Wiener Zeitung: Wie kommentieren Sie die deutschen Pläne zur Einführung einer Straßenmaut für Ausländer?

Jean Asselborn: Es steht mir nicht zu, als Luxemburger Außenminister deutsche Innenpolitik zu kommentieren.

Wiener Zeitung: Fahren Luxemburger nicht mit dem Auto nach Deutschland?

Jean Asselborn: Natürlich. Aber: Lassen Sie uns jetzt nicht vorschnell Schlussfolgerungen ziehen. Sehen wir uns an, wie Europa auf diese deutsche Debatte reagiert. Wie ich höre, ist das ein Vorschlag aus der CSU, der auch in der Koalition nicht unumstritten ist. Warten wir also mal ab, wie die Debatte abläuft.

Wiener Zeitung: Der italienische Premier Matteo Renzi hat zuletzt die "Wiederentdeckung der europäischen Seele" gefordert. Wie lautet Ihre Interpretation von Renzis Äußerung?

Jean Asselborn: Renzi hat bei den Europawahlen 41 Prozent erreicht - keine andere Volkspartei hat mehr geschafft. Er will Europa von diesem Image der alten Tante wegbringen und da hat er völlig recht. Und es geht darum, Europa als soziales Friedensprojekt zu definieren. Welche Alternativen bieten die Nationalisten? Die Front National in Frankreich meint, raus aus dem Euro, raus mit den Ausländern und - schwupps - ist die Wirtschaftskrise auch schon gelöst. An allen Problemen ist nach Meinung solcher Leute Brüssel schuld oder die Ausländer sind schuld. Aber wir sollten den Nationalismus und den Rechtspopulismus an der Wurzel packen: Menschen ohne Arbeit ist europäische Außenpolitik egal, ihnen ist Gesellschaftspolitik egal. Unser Auftrag lautet daher: Wir müssen die sozialen Probleme in Europa lösen.

Wiener Zeitung: Europa als Friedensprojekt: Wie passt da eine Ukraine, wo im Osten des Landes Krieg herrscht, ins Bild?

Jean Asselborn: Wir müssen Frieden und Stabilität in der Ukraine wiederherstellen.
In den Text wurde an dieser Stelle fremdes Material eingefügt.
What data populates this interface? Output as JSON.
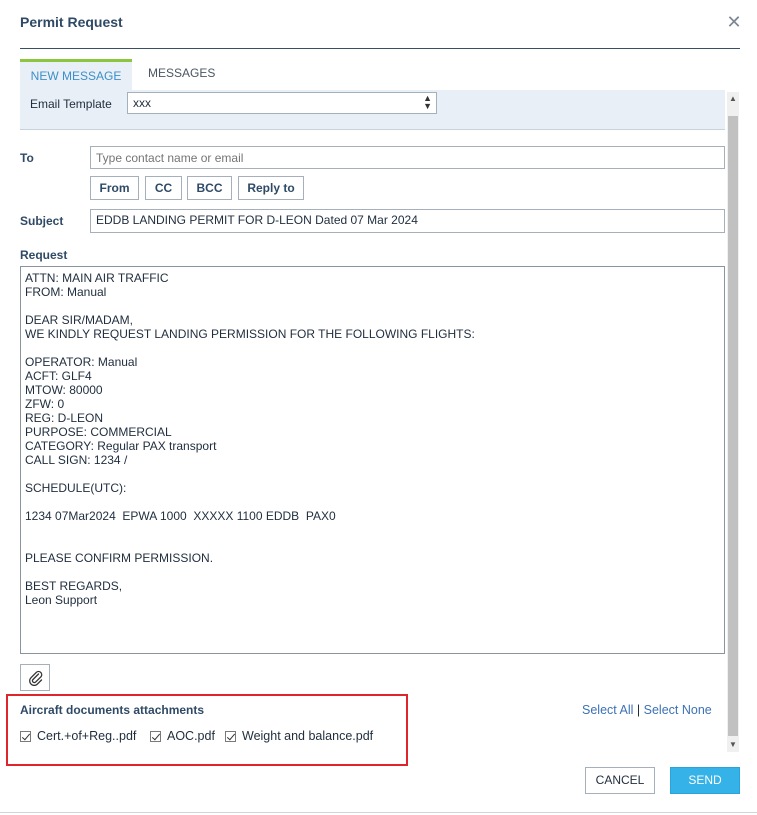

Also sollten wir den Friedensplan des ukrainischen Präsidenten Petro Poroschenko unterstützen. Das geht nicht gegen Russland, sondern nur mit Russland gemeinsam. Russland muss mithelfen, dass keine Waffen und keine grünen Männchen mehr über die Grenze in die Ukraine kommen. Russland muss auch wieder zum Respekt des internationalen Völkerrechts zurückkehren. Für uns Europäer ist es unwahrscheinlich wichtig, dass Russland sich den Weg zur Demokratie nicht selbst versperrt und dass das internationale Recht von Russland wieder ohne Abstriche respektiert wird. Wir teilen mit Russland einen Kontinent, Europa muss mit Russland zusammenleben.